- Born: August 27, 1920 Kauai, Hawaii, US
- Died: July 5, 2003 (aged 82) San Francisco, California, US
- Occupation: Singer
- Notable work: Til the End of Time (2003)
- Spouses: Vicki Lee ​(died 1979)​; Jane Seid ​ ​(m. 1991; died 2003)​;

= Larry Ching =

Larry Ching (August 27, 1920 – July 5, 2003), also known as the "Chinese Frank Sinatra," was an American singer. He was a performer at the Forbidden City nightclub in San Francisco, U.S.A. for nearly 40 years. Ching only came to wider prominence a month before his death after recording a hit record produced by Ben Fong-Torres.

==Biography==

Ching was born in Kauai, Hawaii, to a Chinese father and Hawaiian mother. He was raised by his grandparents as his mother, opera singer Muilan Naiwi, was studying opera in Europe.

===First singing career, 1938-1962===
Ching taught himself to sing by listening to records on board ship while he was in the Merchant Marines. Visiting the Chinese Village, a bar in Chinatown, at age 17 with his Merchant Marine friends, he convinced the pianist to play while he sang. The owner was so impressed he hired Ching on the spot as a singing bartender.

In 1938, Charlie Low, who'd been a silent partner in the Chinese Village and had heard Ching, opened the Forbidden City, an Asian-themed burlesque and cabaret supper club in downtown San Francisco; soon after the Forbidden City opened, Low asked Ching to join the ensemble of entertainers. By 1942, Ching was a featured performer, promoted in advertisements as the "Chinese Frank Sinatra," in line with Low's marketing ploy, of nicknaming his performers after famous white celebrities. Ching did not approve of his nickname because he preferred Bing Crosby to Sinatra, and did not sound like Sinatra. He would have preferred to be known under his own name. However, the new name stuck, and Ching is still known by it, although Herb Caen, to set the record straight, referred to Frank Sinatra as "the Italian Larry Ching."

Ching was an instant success, although his shyness initially got in the way. "To overcome his nervousness with the patrons," says Jane Seid Ching, his widow, "someone taught him to open his eyes and look over their heads, instead of looking at them." Or, as Ching himself joked: "Two drinks and open your eyes!" Hoagy Carmichael discovered Ching and invited him to work on Carmichael's weekly radio show in Hollywood, but Ching declined.

While at the Forbidden City, Ching, along with other cast members, flirted with female patrons, and he got into fistfights with patrons who would make racial insults. He claimed Duke Ellington and Bing Crosby as fans, and met many other jazz and pop greats including Bob Hope and Lena Horne.
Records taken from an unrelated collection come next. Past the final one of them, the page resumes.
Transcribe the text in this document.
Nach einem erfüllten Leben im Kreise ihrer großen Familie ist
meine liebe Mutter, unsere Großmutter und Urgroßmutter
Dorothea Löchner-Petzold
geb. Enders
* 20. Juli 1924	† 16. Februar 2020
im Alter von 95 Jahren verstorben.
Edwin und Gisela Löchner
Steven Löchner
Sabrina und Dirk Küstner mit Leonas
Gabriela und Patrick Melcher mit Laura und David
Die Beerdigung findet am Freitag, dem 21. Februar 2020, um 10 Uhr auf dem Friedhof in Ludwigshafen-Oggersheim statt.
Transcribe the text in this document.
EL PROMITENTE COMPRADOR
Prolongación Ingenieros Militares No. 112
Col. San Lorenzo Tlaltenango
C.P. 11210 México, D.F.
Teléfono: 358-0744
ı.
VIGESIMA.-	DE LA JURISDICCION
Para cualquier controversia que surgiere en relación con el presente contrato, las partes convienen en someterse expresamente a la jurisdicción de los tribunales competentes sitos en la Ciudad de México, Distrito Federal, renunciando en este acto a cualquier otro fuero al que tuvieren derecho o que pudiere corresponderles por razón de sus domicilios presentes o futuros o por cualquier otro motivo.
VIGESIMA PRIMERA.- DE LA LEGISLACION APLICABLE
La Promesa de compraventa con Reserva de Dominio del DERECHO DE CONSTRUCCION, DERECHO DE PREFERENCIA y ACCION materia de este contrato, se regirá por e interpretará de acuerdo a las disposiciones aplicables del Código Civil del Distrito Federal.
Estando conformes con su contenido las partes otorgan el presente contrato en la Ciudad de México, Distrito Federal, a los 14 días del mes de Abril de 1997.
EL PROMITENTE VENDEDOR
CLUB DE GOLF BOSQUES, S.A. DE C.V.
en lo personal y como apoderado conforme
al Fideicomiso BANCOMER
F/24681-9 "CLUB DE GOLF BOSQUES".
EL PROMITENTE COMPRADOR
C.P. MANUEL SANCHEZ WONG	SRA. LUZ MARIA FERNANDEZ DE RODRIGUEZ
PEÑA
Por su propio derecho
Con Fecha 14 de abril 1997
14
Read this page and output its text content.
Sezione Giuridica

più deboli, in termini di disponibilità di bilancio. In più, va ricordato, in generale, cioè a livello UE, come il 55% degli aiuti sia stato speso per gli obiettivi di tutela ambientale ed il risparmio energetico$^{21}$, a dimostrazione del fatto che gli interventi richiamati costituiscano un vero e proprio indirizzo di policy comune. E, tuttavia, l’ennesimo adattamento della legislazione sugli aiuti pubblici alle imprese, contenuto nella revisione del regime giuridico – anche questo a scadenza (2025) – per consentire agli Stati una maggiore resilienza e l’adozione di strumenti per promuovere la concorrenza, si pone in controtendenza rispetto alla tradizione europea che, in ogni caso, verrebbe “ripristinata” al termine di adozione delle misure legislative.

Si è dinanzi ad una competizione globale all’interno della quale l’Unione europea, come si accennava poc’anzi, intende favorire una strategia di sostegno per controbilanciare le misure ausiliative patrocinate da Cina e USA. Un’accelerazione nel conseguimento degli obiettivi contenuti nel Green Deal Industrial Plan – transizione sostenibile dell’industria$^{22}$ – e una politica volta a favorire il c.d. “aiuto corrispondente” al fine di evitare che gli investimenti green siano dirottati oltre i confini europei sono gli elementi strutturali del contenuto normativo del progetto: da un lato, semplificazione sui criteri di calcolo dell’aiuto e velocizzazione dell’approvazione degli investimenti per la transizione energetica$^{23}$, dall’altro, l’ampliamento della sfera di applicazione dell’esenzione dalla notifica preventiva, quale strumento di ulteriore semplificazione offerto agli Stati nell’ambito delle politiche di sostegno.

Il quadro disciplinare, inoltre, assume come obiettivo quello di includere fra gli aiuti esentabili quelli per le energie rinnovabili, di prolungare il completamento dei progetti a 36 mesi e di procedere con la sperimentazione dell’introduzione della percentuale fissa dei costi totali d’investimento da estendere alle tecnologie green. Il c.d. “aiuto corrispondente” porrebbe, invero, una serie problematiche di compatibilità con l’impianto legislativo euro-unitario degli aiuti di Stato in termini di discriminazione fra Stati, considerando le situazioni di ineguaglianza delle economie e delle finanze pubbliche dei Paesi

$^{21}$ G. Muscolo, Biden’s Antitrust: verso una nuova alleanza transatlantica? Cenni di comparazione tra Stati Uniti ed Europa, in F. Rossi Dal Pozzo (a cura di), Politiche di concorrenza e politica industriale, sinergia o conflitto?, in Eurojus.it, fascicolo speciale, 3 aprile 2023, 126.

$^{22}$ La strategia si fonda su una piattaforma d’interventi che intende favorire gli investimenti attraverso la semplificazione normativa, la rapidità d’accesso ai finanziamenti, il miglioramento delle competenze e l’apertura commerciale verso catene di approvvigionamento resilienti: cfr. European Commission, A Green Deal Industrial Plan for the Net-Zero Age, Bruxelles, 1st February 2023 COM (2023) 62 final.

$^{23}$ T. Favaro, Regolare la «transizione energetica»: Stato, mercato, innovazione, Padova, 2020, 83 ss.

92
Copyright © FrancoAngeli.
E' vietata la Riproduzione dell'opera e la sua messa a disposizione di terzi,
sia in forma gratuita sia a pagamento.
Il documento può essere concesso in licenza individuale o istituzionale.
Ching performed three shows a night, six nights a week at Forbidden City for more than twenty years. He left the club in 1961 after it was sold to a new owner, and retired from singing professionally. He raised a family, and took a job driving a delivery truck for local newspapers, where he was known to sing while making rounds. He retired from his truck route in 1985. Through the years, he continued to sing, at weddings, community events and occasional reunions of Forbidden City alumni.

===Second career, June–July 2003===
In 1989 Ching was featured in Forbidden City U.S.A., a documentary film by Arthur Dong about the club. He sang at the premiere of the film at the Palace of Fine Arts, where he met Ben Fong-Torres, the former Rolling Stone writer and editor who was serving as one of the emcees for the event, alongside Ching's friend, TV anchor Emerald Yeh. Ching met Fong-Torres again several years later when both performed at Yeh's wedding reception.

Fong-Torres was impressed with Ching's singing and wanted to produce an album with him. Because of Fong-Torres' other commitments as an author and broadcaster, the record was not recorded until 2003, when Ching was 82. The album, Till the End of Time, features twelve songs recorded with a jazz trio led by pianist George Yamasaki, and four remastered songs Ching had recorded as demos in the 1940s. Co-produced by John Barsotti at San Francisco State University's studios, and released in June, 2003, it was a critical and financial success. Ching's story—and music—drew wide attention from local TV and radio stations, and the album made the Amazon charts. Ching and family, along with Forbidden City alumni, celebrated his CD at the Chinese Historical Society of America museum, and mayor Willie Brown proclaimed June 28, 2003 "Larry Ching Day". A week later, July 5, Ching died suddenly of an aneurysm.

Mr. Ching married twice, first to Vicki Ching, a dancer at Forbidden City who died in 1979, and second to Jane Seid Ching, whom he married in 1991. He had two sons and four stepsons. He is memorialized by a portrait on "Gold Mountain", a mural depicting Chinese contributions to American history on Romolo Place in North Beach.